REPT is an intergration in WinDbg. It is a practical system that enables reverse debugging of software failures in deployed systems with low runtime overhead. REPT only relys on the data in a memory dump, and analysis at the binary level instead of source code. REPT uses hardware support to log the control flow and timing information.

REPT comes from Microsoft Research Weidong CUI and Xinyang GE.

REPT is the exact approach I imaged to implement reverse debugging this semester. It uses Intel PT to trace the control flow, and use an iteratively algorithm to reconstruct data flow. However, I was shocked by the paper when it says "we implement the online hardware tracing component as a driver of 8.5K lines of C code", and "we implement offline binary analysis and reverse debugging as a library of 100K lines of C++ code".

After all writing a paper needs that much work, thought the young me.

I was encouraged again when someone tolds me they depoly it into the ecosystem of Microsoft Windows for program tracing, failure reporting, and debugging. Likely, they have to consider which registers are binded to the C# variable x sort of things. I had to assume that Microsoft has a lot of labor.

I'm not interested in how variables binds with registers, at least not now (I do want to know it so I decide to enroll the CS323-Compilers). So, let's dive in and see how it works.

# Control Flow

In debugging, we programmers always wants to know whether a certain block of codes is executed or not. And that's why we need debugging: some codes ran unexpectedly, or some code unexpectedly didn't run.

The control flow, or the execution flow, is mostly about where the program goes. The control flow can told us how the PC register jumps.

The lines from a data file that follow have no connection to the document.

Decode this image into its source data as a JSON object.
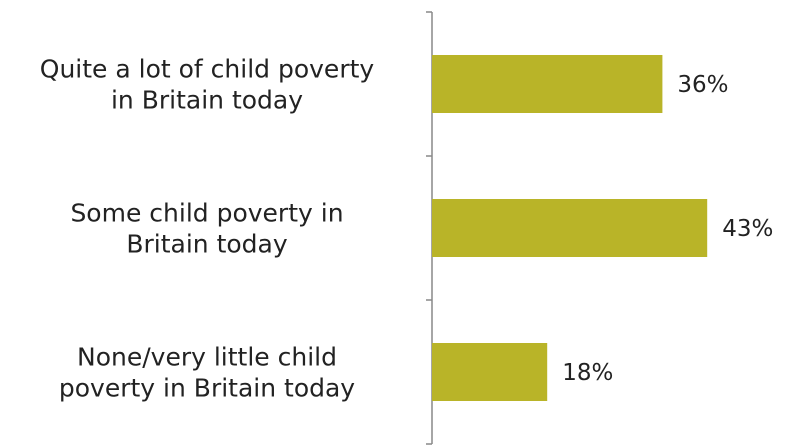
{
  "chart_data": {
    "type": "bar",
    "orientation": "horizontal",
    "categories": [
      "Quite a lot of child poverty in Britain today",
      "Some child poverty in Britain today",
      "None/very little child poverty in Britain today"
    ],
    "category_label_lines": [
      [
        "Quite a lot of child poverty",
        "in Britain today"
      ],
      [
        "Some child poverty in",
        "Britain today"
      ],
      [
        "None/very little child",
        "poverty in Britain today"
      ]
    ],
    "values": [
      36,
      43,
      18
    ],
    "value_labels": [
      "36%",
      "43%",
      "18%"
    ],
    "unit": "%",
    "xlim": [
      0,
      50
    ],
    "bar_color": "#B9B428",
    "axis_color": "#888888",
    "grid": false,
    "legend": "none"
  }
}
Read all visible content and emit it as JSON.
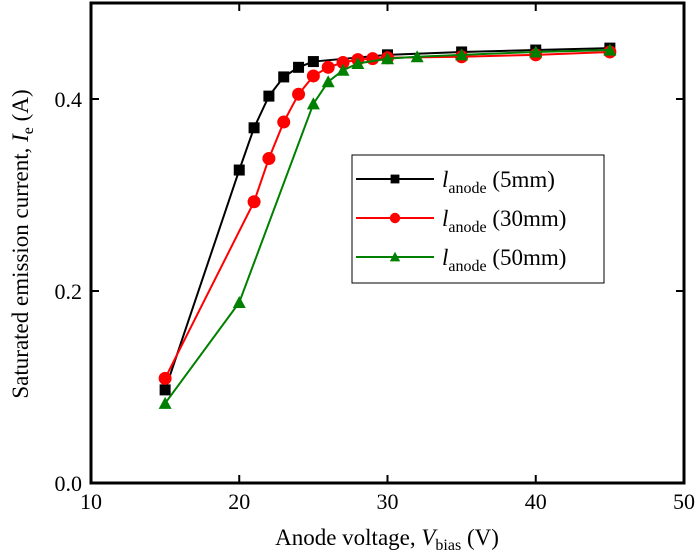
{
  "chart_data": {
    "type": "line",
    "title": "",
    "xlabel": {
      "main": "Anode voltage, ",
      "var": "V",
      "sub": "bias",
      "unit": " (V)"
    },
    "ylabel": {
      "main": "Saturated emission current, ",
      "var": "I",
      "sub": "e",
      "unit": " (A)"
    },
    "xlim": [
      10,
      50
    ],
    "ylim": [
      0.0,
      0.48
    ],
    "xticks": [
      10,
      20,
      30,
      40,
      50
    ],
    "xtick_labels": [
      "10",
      "20",
      "30",
      "40",
      "50"
    ],
    "yticks": [
      0.0,
      0.2,
      0.4
    ],
    "ytick_labels": [
      "0.0",
      "0.2",
      "0.4"
    ],
    "grid": false,
    "legend_position": "center-right",
    "series": [
      {
        "name": "l_anode (5mm)",
        "legend_var": "l",
        "legend_sub": "anode",
        "legend_rest": " (5mm)",
        "color": "#000000",
        "marker": "square",
        "x": [
          15,
          20,
          21,
          22,
          23,
          24,
          25,
          30,
          35,
          40,
          45
        ],
        "y": [
          0.097,
          0.326,
          0.37,
          0.403,
          0.423,
          0.433,
          0.439,
          0.446,
          0.449,
          0.451,
          0.453
        ]
      },
      {
        "name": "l_anode (30mm)",
        "legend_var": "l",
        "legend_sub": "anode",
        "legend_rest": " (30mm)",
        "color": "#ff0000",
        "marker": "circle",
        "x": [
          15,
          21,
          22,
          23,
          24,
          25,
          26,
          27,
          28,
          29,
          30,
          35,
          40,
          45
        ],
        "y": [
          0.109,
          0.293,
          0.338,
          0.376,
          0.405,
          0.424,
          0.433,
          0.438,
          0.441,
          0.442,
          0.443,
          0.444,
          0.446,
          0.449
        ]
      },
      {
        "name": "l_anode (50mm)",
        "legend_var": "l",
        "legend_sub": "anode",
        "legend_rest": " (50mm)",
        "color": "#008000",
        "marker": "triangle",
        "x": [
          15,
          20,
          25,
          26,
          27,
          28,
          30,
          32,
          35,
          40,
          45
        ],
        "y": [
          0.083,
          0.188,
          0.395,
          0.418,
          0.43,
          0.437,
          0.442,
          0.444,
          0.446,
          0.449,
          0.451
        ]
      }
    ]
  }
}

Software can certainly trace the control flow, like GDB. But it introduces too much overhead. Hardware components can trace this as well. In REPT, they use Intel Processor Trace (PT) to log control-flow and timing information of a program's execution, with the pre-thread circular buffer mode.

# Data Flow

When debugging, we not only want to know how the programs goes, but also how the data in register and memories changes. However, hardware components won't give us the chance to directly trace that, considering the design complexity it brings.

REPT use offline binary analysis to reconstruct the data flow. When a program halted with an exception, it will generate a memory dump with its final state. REPT use the memory dump and the control flow tracing to guess how the data goes.

Here's how REPT do when it comes to different scenarios.

  • Single instruction sequence with only reversible instructions.
    • Reverse the effects of each instruction to completely recover initial state.
    • e.g. add rax, rbx with {rax=3, rbx=1} can be reversed to {rax=2, rbx=1}.
  • Single instruction sequence with irreversible instructions but without memory access.
    • As long as the destroyed value is derived from some other registers and memory locations, and their values are available, the destroyed value can be recover by forward analysis.
    • Iteratively perform backward and forward analysis to recover data values until no new values are recovered.
  • Single instruction sequence with irreversible instructions and with memory access.
    • The address of memory accesses may be unknown (cannot be deduced)!
    • Error correction
  • Multiple instruction sequences with irreversible instructions and with memory access.

# Data Inference Graph

REPT maintains a data inference graph when performing backward and forward analysis.